While there was new content in volume four, such as MRS personality Madoka telling Minare about an upcoming radio event that Minare might participate in, Valentine Radio, other scenes like the manager of soup curry shop Voyager returning and meeting Makie’s brother for the first time felt very familiar and I believe were in the anime as well. We also got the sketch that was used for the anime’s cold open, where Minare reads (actual? fake? does it matter?) advice column-style letters while “fighting” a brown bear. Of course, it turns out that the anime cut the best gag/the ending of the sketch, so I’m more glad than ever to have this quirky series about a disaster of a young adult back.

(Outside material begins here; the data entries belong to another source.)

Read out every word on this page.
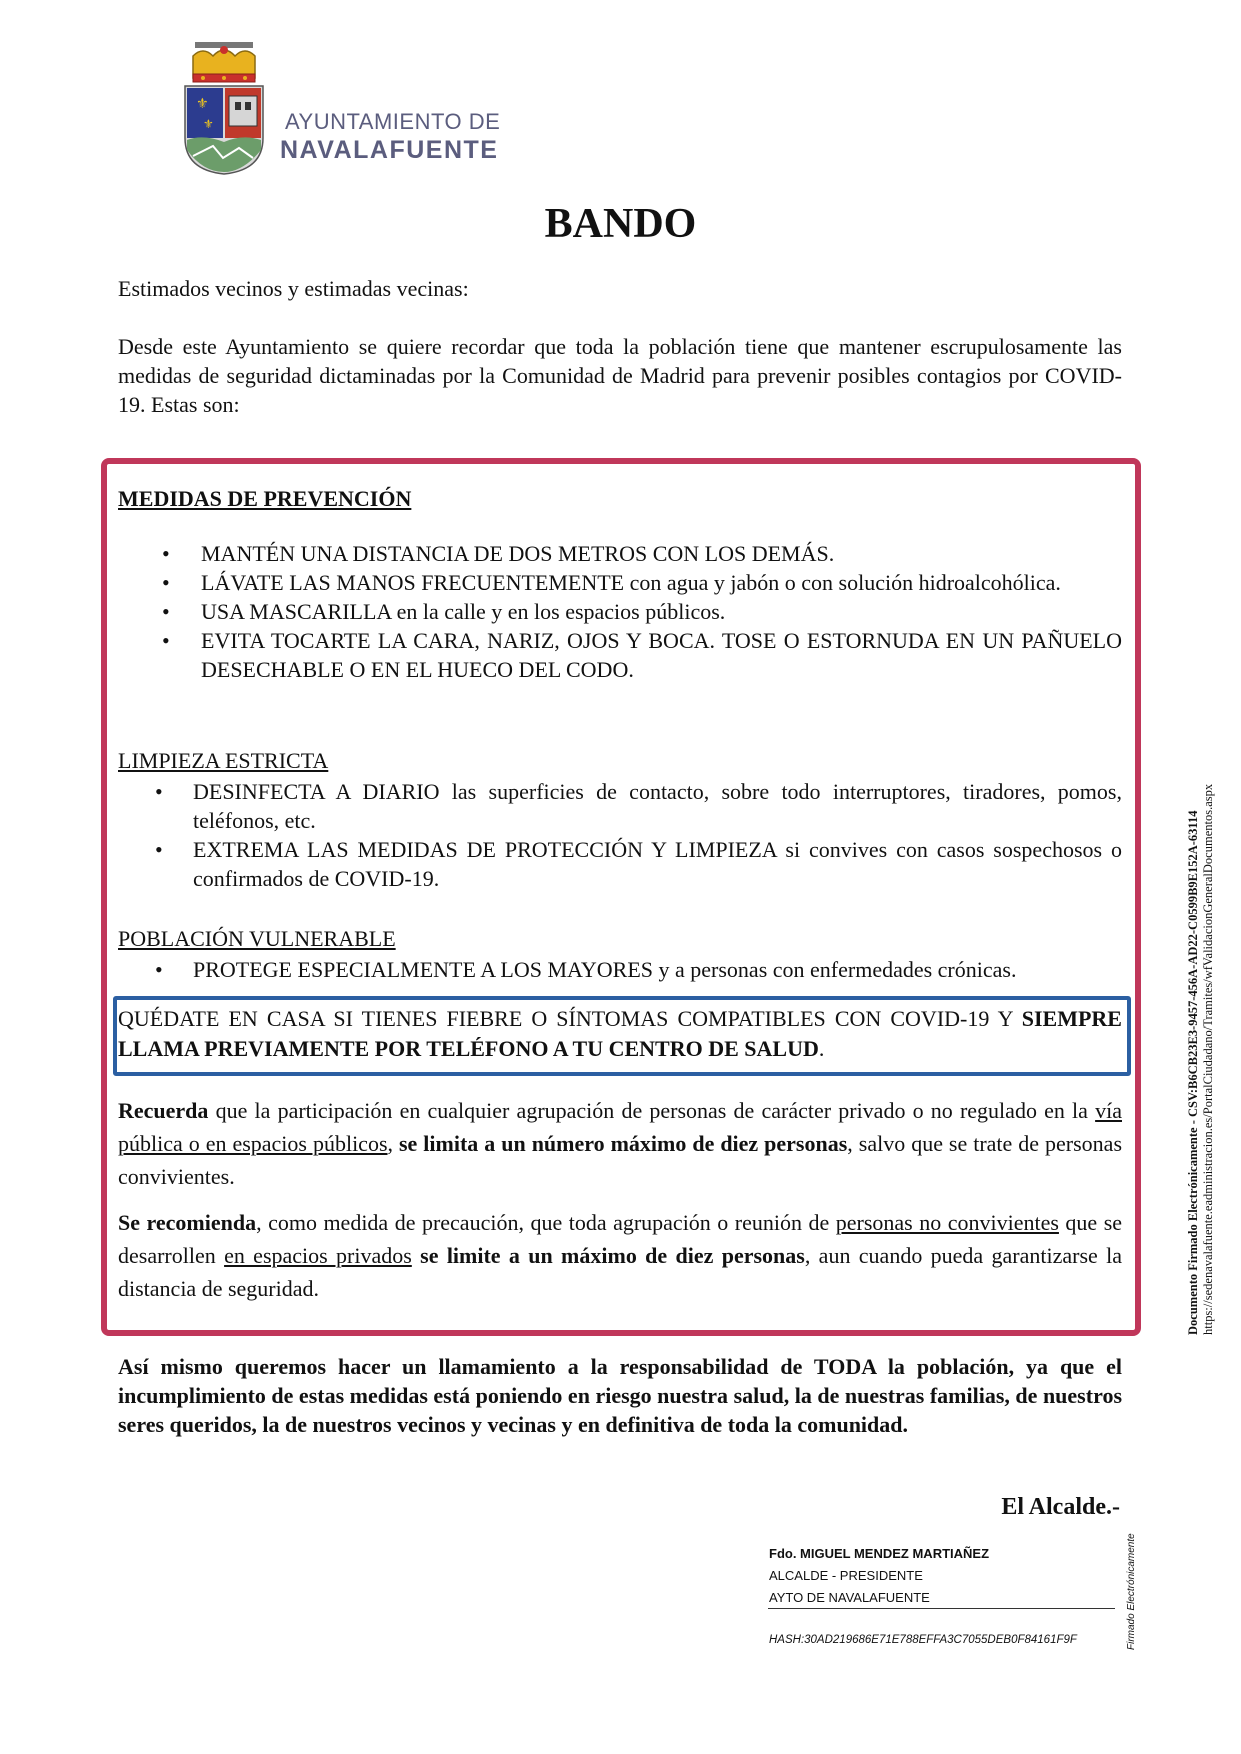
⚜
⚜	AYUNTAMIENTO DE
NAVALAFUENTE
BANDO
Estimados vecinos y estimadas vecinas:
Desde este Ayuntamiento se quiere recordar que toda la población tiene que mantener escrupulosamente las medidas de seguridad dictaminadas por la Comunidad de Madrid para prevenir posibles contagios por COVID-19. Estas son:
MEDIDAS DE PREVENCIÓN
• MANTÉN UNA DISTANCIA DE DOS METROS CON LOS DEMÁS.
• LÁVATE LAS MANOS FRECUENTEMENTE con agua y jabón o con solución hidroalcohólica.
• USA MASCARILLA en la calle y en los espacios públicos.
• EVITA TOCARTE LA CARA, NARIZ, OJOS Y BOCA. TOSE O ESTORNUDA EN UN PAÑUELO DESECHABLE O EN EL HUECO DEL CODO.
LIMPIEZA ESTRICTA
• DESINFECTA A DIARIO las superficies de contacto, sobre todo interruptores, tiradores, pomos, teléfonos, etc.
• EXTREMA LAS MEDIDAS DE PROTECCIÓN Y LIMPIEZA si convives con casos sospechosos o confirmados de COVID-19.
POBLACIÓN VULNERABLE
• PROTEGE ESPECIALMENTE A LOS MAYORES y a personas con enfermedades crónicas.
QUÉDATE EN CASA SI TIENES FIEBRE O SÍNTOMAS COMPATIBLES CON COVID-19 Y SIEMPRE LLAMA PREVIAMENTE POR TELÉFONO A TU CENTRO DE SALUD.
Recuerda que la participación en cualquier agrupación de personas de carácter privado o no regulado en la vía pública o en espacios públicos, se limita a un número máximo de diez personas, salvo que se trate de personas convivientes.
Se recomienda, como medida de precaución, que toda agrupación o reunión de personas no convivientes que se desarrollen en espacios privados se limite a un máximo de diez personas, aun cuando pueda garantizarse la distancia de seguridad.
Así mismo queremos hacer un llamamiento a la responsabilidad de TODA la población, ya que el incumplimiento de estas medidas está poniendo en riesgo nuestra salud, la de nuestras familias, de nuestros seres queridos, la de nuestros vecinos y vecinas y en definitiva de toda la comunidad.
El Alcalde.-
Fdo. MIGUEL MENDEZ MARTIAÑEZ
ALCALDE - PRESIDENTE
AYTO DE NAVALAFUENTE
HASH:30AD219686E71E788EFFA3C7055DEB0F84161F9F	Firmado Electrónicamente
Documento Firmado Electrónicamente - CSV:B6CB23E3-9457-456A-AD22-C0599B9E152A-63114 https://sedenavalafuente.eadministracion.es/PortalCiudadano/Tramites/wfValidacionGeneralDocumentos.aspx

Minare continues to be the kind of protagonist that I usually dislike but surprisingly really enjoy following here; she’s quite dumb most of the time and the reasons behind her actions are an even mixture of not thinking things thoroughly through and not realizing in time just how mean her comments/actions are. She’s not the kind of person I would want to be friends with, and she might be easier to tolerate in silent manga form than in a voiced anime with set pacing (which isn’t to slight her voice actor!), but I am enjoying following her trials and tribulations at a distance, far removed from the seeming hands of fate that keep putting her in just plain weird situations.
Yes folks, it’s time for “occult shit again” and, like in most of these instances, it’s not actually Minare’s fault at all that she, assistant director Mizuho, and station writer Kureko get kidnapped by a cult! If anything Minare was forced to tag along for the ride: Kureko has been shortlisted for a prestigious fiction award and needs to do some research/location scouting for the manuscript he’ll turn in if he wins. Mizuho, still somewhat infatuated with him, volunteers to come along as his assistant and MRS director Mato tells Minare to go along as well, after all she can just record remotely and send something back for the show if needed (although, as someone on this very website’s podcast, I now have major questions about MRS’ audio quality standards). Alas, the local guide Kureko hires to take them around rural Hokkaido and explore abandoned/nearly abandoned villages is actually a part of a cult of sorts whose job is to lure the three of them to an isolated building, kidnap them, and then force them to produce radio shows for them!
Wave, Listen to Me! isn’t a magical realism story, given that there’s no actual supernatural forces, but, with the way the universe seems to bend over backwards to provide Minare with strange situations to deal with, it does sometimes feel like there are larger forces at work. And there is certainly some kind of larger force at work with this cult, as apparently Minare and co aren’t even the first production team they’ve done this to! To make matters even funnier, the detail that might save them all is a call-back to Minare’s “Dear Prudence, exit pursued by bear” sketch, the very same punchline that the anime cut out! The anime made a few odd choices when it came to the adaptation, such as shuffling around the order of a few events for no discernible reason, so I wasn’t completely surprised to discover that the sketch had been cut short but I did have to laugh when I realized the narrative importance of that sketch.
All of this only serves to confirm my feelings that the anime was merely an “okay” adaptation of the manga; I truly think that everyone who enjoyed the anime to at least a moderate degree should give the manga a shot and hopefully be just as charmed by it as I was (or at least, entertained by whatever trouble everyone finds themselves in this week).